Reroute to remain, ovvero: come sorprenderti nel 2002 con un qualcosa di assolutamente inaspettato.
E si perchè quest’album, nel bene e nel male, farà sicuramente discutere. Ci sarà chi lo odierà e chi lo amerà alla follia. Magari ci sarà anche una terza via di mezzo fra questi due estremi ma io, comunque, ho già deciso. E ho scelto l’amore, amore folle, totale, completo, incondizionato.
Non perchè sia un fan così sfegatato degli In Flames, ma perchè questo disco, fosse anche del più sconosciuto gruppo folk della Papua-Nuova Guinea, mi sarebbe piaciuto allo stesso modo. In ogni caso tengo a precisare che gli In Flames mi son sempre piaciuti, specialmente nei lavori più vecchi. Ma non così come quest’ultimo lavoro.
Comincio ad incuriosirvi? Vi state chiedendo cosa possa avere di così straordinario? Riassumendo è un disco con sonorità assolutamente moderne, con ottimo gusto melodico, richiami alle migliori cose passate, quella giusta dose di cattiveria: un mix assolutamente squisito.
Volendo si potrebbe generalizzare dicendo che prendono un po’ da tutti i loro vari periodi, migliorando quanto fatto in Clayman, ma a mio avviso non è completamente giusto.
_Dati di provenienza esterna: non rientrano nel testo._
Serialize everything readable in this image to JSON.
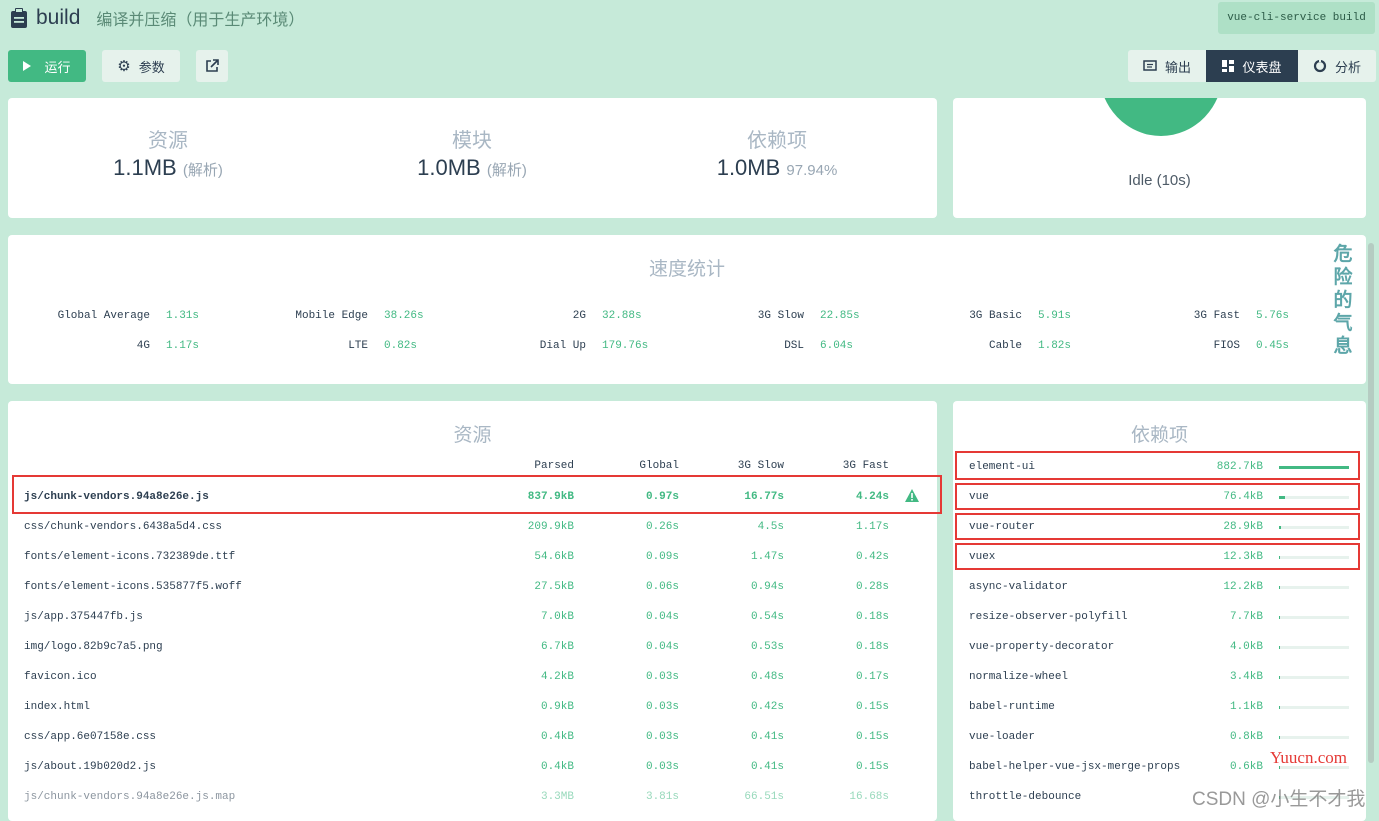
{
  "header": {
    "task_name": "build",
    "task_desc": "编译并压缩（用于生产环境）",
    "command": "vue-cli-service build",
    "run_label": "运行",
    "params_label": "参数",
    "views": {
      "output": "输出",
      "dashboard": "仪表盘",
      "analyze": "分析"
    }
  },
  "stats": [
    {
      "label": "资源",
      "value": "1.1MB",
      "note": "(解析)"
    },
    {
      "label": "模块",
      "value": "1.0MB",
      "note": "(解析)"
    },
    {
      "label": "依赖项",
      "value": "1.0MB",
      "note": "97.94%"
    }
  ],
  "status": {
    "text": "Idle (10s)"
  },
  "speed": {
    "title": "速度统计",
    "side_text": "危险的气息",
    "rows": [
      [
        {
          "k": "Global Average",
          "v": "1.31s"
        },
        {
          "k": "Mobile Edge",
          "v": "38.26s"
        },
        {
          "k": "2G",
          "v": "32.88s"
        },
        {
          "k": "3G Slow",
          "v": "22.85s"
        },
        {
          "k": "3G Basic",
          "v": "5.91s"
        },
        {
          "k": "3G Fast",
          "v": "5.76s"
        }
      ],
      [
        {
          "k": "4G",
          "v": "1.17s"
        },
        {
          "k": "LTE",
          "v": "0.82s"
        },
        {
          "k": "Dial Up",
          "v": "179.76s"
        },
        {
          "k": "DSL",
          "v": "6.04s"
        },
        {
          "k": "Cable",
          "v": "1.82s"
        },
        {
          "k": "FIOS",
          "v": "0.45s"
        }
      ]
    ]
  },
  "assets": {
    "title": "资源",
    "headers": [
      "Parsed",
      "Global",
      "3G Slow",
      "3G Fast"
    ],
    "rows": [
      {
        "name": "js/chunk-vendors.94a8e26e.js",
        "parsed": "837.9kB",
        "global": "0.97s",
        "slow": "16.77s",
        "fast": "4.24s",
        "warn": true
      },
      {
        "name": "css/chunk-vendors.6438a5d4.css",
        "parsed": "209.9kB",
        "global": "0.26s",
        "slow": "4.5s",
        "fast": "1.17s"
      },
      {
        "name": "fonts/element-icons.732389de.ttf",
        "parsed": "54.6kB",
        "global": "0.09s",
        "slow": "1.47s",
        "fast": "0.42s"
      },
      {
        "name": "fonts/element-icons.535877f5.woff",
        "parsed": "27.5kB",
        "global": "0.06s",
        "slow": "0.94s",
        "fast": "0.28s"
      },
      {
        "name": "js/app.375447fb.js",
        "parsed": "7.0kB",
        "global": "0.04s",
        "slow": "0.54s",
        "fast": "0.18s"
      },
      {
        "name": "img/logo.82b9c7a5.png",
        "parsed": "6.7kB",
        "global": "0.04s",
        "slow": "0.53s",
        "fast": "0.18s"
      },
      {
        "name": "favicon.ico",
        "parsed": "4.2kB",
        "global": "0.03s",
        "slow": "0.48s",
        "fast": "0.17s"
      },
      {
        "name": "index.html",
        "parsed": "0.9kB",
        "global": "0.03s",
        "slow": "0.42s",
        "fast": "0.15s"
      },
      {
        "name": "css/app.6e07158e.css",
        "parsed": "0.4kB",
        "global": "0.03s",
        "slow": "0.41s",
        "fast": "0.15s"
      },
      {
        "name": "js/about.19b020d2.js",
        "parsed": "0.4kB",
        "global": "0.03s",
        "slow": "0.41s",
        "fast": "0.15s"
      },
      {
        "name": "js/chunk-vendors.94a8e26e.js.map",
        "parsed": "3.3MB",
        "global": "3.81s",
        "slow": "66.51s",
        "fast": "16.68s",
        "faded": true
      }
    ]
  },
  "deps": {
    "title": "依赖项",
    "rows": [
      {
        "name": "element-ui",
        "size": "882.7kB",
        "ratio": 1.0
      },
      {
        "name": "vue",
        "size": "76.4kB",
        "ratio": 0.087
      },
      {
        "name": "vue-router",
        "size": "28.9kB",
        "ratio": 0.033
      },
      {
        "name": "vuex",
        "size": "12.3kB",
        "ratio": 0.014
      },
      {
        "name": "async-validator",
        "size": "12.2kB",
        "ratio": 0.014
      },
      {
        "name": "resize-observer-polyfill",
        "size": "7.7kB",
        "ratio": 0.009
      },
      {
        "name": "vue-property-decorator",
        "size": "4.0kB",
        "ratio": 0.005
      },
      {
        "name": "normalize-wheel",
        "size": "3.4kB",
        "ratio": 0.004
      },
      {
        "name": "babel-runtime",
        "size": "1.1kB",
        "ratio": 0.001
      },
      {
        "name": "vue-loader",
        "size": "0.8kB",
        "ratio": 0.001
      },
      {
        "name": "babel-helper-vue-jsx-merge-props",
        "size": "0.6kB",
        "ratio": 0.001
      },
      {
        "name": "throttle-debounce",
        "size": "",
        "ratio": 0.001
      }
    ]
  },
  "watermarks": {
    "site": "Yuucn.com",
    "csdn": "CSDN @小生不才我"
  },
  "colors": {
    "accent": "#42b983",
    "dark": "#2c3e50",
    "highlight": "#e53935"
  }
}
Infatti mentre in Clayman si sentiva dannatamente un’influenza maideniana, specie sulle ritmiche delle chitarre, qua è quasi scomparsa del tutto, se non in alcuni passaggi. Gli In Flames sono invece riusciti ad aggiungere e a far coesistere insieme melodie quasi epicheggianti, parti quasi “nu” (prendete con le molle questa affermazione, non vorrei rischiare linciaggi), arpeggi e schitarrate alla The Jester Race, pezzi semplicemente heavy, growl al punto giusto, lunghi passaggi in clean vocals (con una ballad tutta in pulito, la splendida Metaphor), voci filtrate, accenni di elettronica, sfuriate violente. E molto altro ancora, che si riesce a cogliere solo ascoltandolo in prima persona.
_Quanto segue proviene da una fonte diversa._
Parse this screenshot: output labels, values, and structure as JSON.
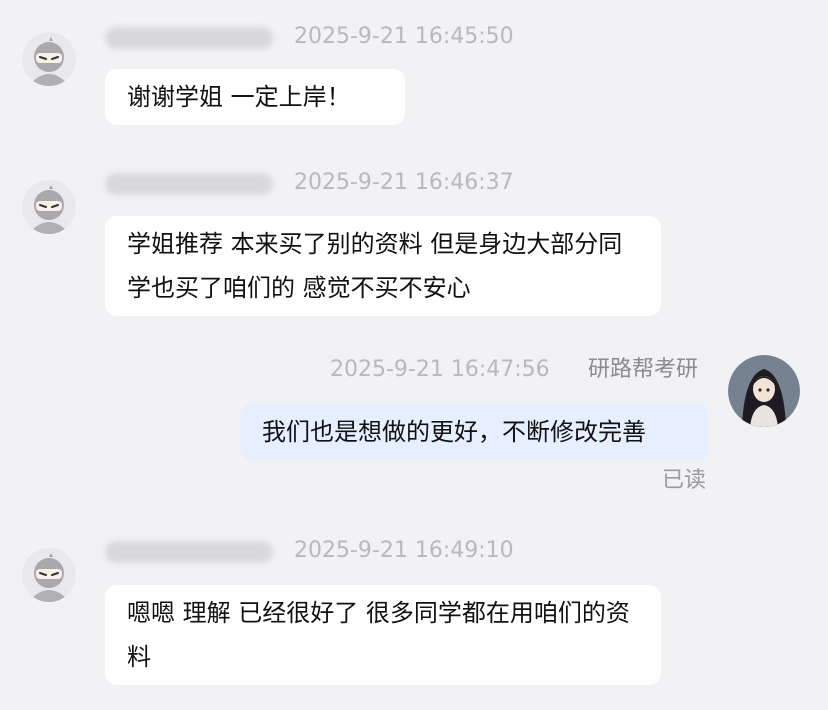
{
  "messages": [
    {
      "sender_blurred": true,
      "time": "2025-9-21 16:45:50",
      "text": "谢谢学姐 一定上岸！"
    },
    {
      "sender_blurred": true,
      "time": "2025-9-21 16:46:37",
      "text": "学姐推荐 本来买了别的资料 但是身边大部分同学也买了咱们的 感觉不买不安心"
    },
    {
      "sender": "研路帮考研",
      "time": "2025-9-21 16:47:56",
      "text": "我们也是想做的更好，不断修改完善",
      "status": "已读"
    },
    {
      "sender_blurred": true,
      "time": "2025-9-21 16:49:10",
      "text": "嗯嗯 理解 已经很好了 很多同学都在用咱们的资料"
    }
  ],
  "colors": {
    "background": "#f2f2f4",
    "bubble_incoming": "#ffffff",
    "bubble_outgoing": "#e6efff",
    "timestamp": "#b8b8be"
  },
  "icons": {
    "incoming_avatar": "ninja-avatar-icon",
    "outgoing_avatar": "user-avatar-photo"
  }
}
Tutto questo popo’ di roba non è però solo miseramente ammassata assieme, ma è perfettamente amalgamata e, in tutte queste novità, si riconosce perfettamente e a primo acchito il sound marchiato In Flames. In molti han sempre snobbato gli In Flames, ritenendoli inferiori ai “cugini” Dark Tranquillity, oppure ritenendoli solo una buona band di genere, una band di mestieranti. A mio avviso questo disco può spazzare via tutte queste errate convinzioni.
Il genere, come si sarà già intuito, ormai non è più assolutamente nè minimamente catalogabile come death metal melodico (e nemmeno swedish metal, per i pignoli delle definizioni). Se proprio si vuole dare una definizione di genere si può dire metal melodico con voce a tratti growl e sprazzi di altre sonorità varie, ma sarebbe un po’ lunga come etichetta…
Questo è un esempio di cosa può essere ancora il metal nel 2002, di cosa può avere ancora da dire e mostrare. Se voi siete solo per il “duro&puro”, risparmiatevi i commenti sarcastici e non ascoltatelo nemmeno questo album, non vi piacerebbe di sicuro. Qua c’è estro, fantasia, innovazione. Poi potranno non piacere, questione di gusti personali, però ci sono. E io ho fatto la mia scelta.